– Питер Бенджамин Паркер! – орёт Уэйд, и Питер по привычке вскидывает голову, растерянно глядя на него. Уэйду хватает наглости ухмыльнуться. – Горячая Тётушка сказала нам, что это обязательно сработает! Пити, сладенький, перестань нервничать, от нервов появляются морщинки на заднице, а мы не хотим, чтобы сахарный задок нашей детки стал морщинистым…
– Идиот… – шепчет Питер и выдыхает: странным образом этот бред его успокаивает.
– В нашей паре только один маленький умник-вундеркинд, и это не я!
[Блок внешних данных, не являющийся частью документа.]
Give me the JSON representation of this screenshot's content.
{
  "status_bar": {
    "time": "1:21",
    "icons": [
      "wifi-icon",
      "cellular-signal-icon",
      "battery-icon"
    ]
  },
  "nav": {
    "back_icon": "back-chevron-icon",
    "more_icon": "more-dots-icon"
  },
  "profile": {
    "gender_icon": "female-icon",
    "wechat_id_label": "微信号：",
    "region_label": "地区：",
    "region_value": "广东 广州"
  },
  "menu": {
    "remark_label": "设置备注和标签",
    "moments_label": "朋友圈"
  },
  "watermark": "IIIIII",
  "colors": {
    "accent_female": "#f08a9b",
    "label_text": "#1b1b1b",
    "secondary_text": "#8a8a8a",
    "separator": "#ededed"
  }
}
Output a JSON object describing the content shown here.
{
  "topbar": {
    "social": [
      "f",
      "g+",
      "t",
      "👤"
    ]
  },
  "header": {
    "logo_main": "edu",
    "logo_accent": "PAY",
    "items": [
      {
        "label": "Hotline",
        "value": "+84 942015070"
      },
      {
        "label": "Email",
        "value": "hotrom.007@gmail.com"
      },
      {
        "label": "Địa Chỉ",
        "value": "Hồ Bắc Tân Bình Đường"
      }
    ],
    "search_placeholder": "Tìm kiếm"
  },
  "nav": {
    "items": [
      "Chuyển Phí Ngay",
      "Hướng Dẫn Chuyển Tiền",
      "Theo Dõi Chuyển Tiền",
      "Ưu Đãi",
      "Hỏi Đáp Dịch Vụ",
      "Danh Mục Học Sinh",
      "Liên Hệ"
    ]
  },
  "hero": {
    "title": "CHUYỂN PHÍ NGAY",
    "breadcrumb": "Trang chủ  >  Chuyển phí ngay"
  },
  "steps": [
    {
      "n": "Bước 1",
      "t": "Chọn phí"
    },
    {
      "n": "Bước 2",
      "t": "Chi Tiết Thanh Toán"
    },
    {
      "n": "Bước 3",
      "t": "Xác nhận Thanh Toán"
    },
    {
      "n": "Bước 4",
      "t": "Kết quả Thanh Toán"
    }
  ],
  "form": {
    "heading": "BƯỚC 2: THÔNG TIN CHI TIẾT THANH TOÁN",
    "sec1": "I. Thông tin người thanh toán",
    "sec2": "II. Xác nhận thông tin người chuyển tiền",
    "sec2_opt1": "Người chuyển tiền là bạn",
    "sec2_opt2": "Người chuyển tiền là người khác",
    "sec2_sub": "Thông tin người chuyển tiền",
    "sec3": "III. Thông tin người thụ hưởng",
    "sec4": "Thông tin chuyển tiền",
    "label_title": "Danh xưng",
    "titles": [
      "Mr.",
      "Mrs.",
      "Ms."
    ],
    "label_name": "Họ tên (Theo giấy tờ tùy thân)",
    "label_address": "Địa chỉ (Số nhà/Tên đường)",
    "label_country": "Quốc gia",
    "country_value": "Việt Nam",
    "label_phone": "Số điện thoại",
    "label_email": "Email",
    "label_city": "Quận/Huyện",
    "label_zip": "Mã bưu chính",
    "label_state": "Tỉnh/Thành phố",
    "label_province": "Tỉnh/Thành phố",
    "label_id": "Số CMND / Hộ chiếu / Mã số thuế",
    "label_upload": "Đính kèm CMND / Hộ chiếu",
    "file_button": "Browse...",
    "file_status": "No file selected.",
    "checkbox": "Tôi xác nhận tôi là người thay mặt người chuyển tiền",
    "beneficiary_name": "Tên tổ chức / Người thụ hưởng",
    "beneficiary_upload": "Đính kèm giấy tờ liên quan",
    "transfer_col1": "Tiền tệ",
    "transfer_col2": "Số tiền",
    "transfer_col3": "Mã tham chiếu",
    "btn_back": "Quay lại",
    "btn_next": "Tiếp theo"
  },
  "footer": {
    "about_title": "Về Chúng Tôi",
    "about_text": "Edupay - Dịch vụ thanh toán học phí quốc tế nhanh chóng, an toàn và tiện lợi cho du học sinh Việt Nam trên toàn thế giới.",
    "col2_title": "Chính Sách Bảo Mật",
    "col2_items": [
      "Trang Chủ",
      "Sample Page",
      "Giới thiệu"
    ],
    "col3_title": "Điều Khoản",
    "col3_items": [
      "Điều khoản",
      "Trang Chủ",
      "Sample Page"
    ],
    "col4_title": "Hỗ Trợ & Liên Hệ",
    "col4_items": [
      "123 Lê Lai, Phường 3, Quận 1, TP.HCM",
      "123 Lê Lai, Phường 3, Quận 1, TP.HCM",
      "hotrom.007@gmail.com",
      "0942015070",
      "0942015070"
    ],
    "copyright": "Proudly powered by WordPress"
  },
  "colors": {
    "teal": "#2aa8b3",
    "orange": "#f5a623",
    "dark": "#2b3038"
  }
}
Так что собери свои яйчишки в кулак и перестань пускать сопли! – радостно выдаёт Дэдпул, гремя цепями, как привидение.
Питер делает осторожный вдох. И ещё, и ещё, и ещё.
Его не нужно успокаивать. Только не Уэйду, не Уэйду, которому, блядь, сейчас так больно, что он, Питер, и вообразить себе не может.
Он решительно склоняется над экраном.
Внутренний счётчик в его голове – до нового погружения двадцать, девятнадцать, восемнадцать – заливается лающим визгом.
На «десять» Питер взламывает программу. На «пять» открывает окно кодировки и вчитывается в столбики букв и цифр.
«Два!» – истерично вопит счётчик, когда пальцы Питера замирают над нужной строкой.
«Один!»
Питер жмёт на «о’кей».
«Ноль!»
Он зажмуривается, с болью ожидая скрежета… Но ничего не происходит.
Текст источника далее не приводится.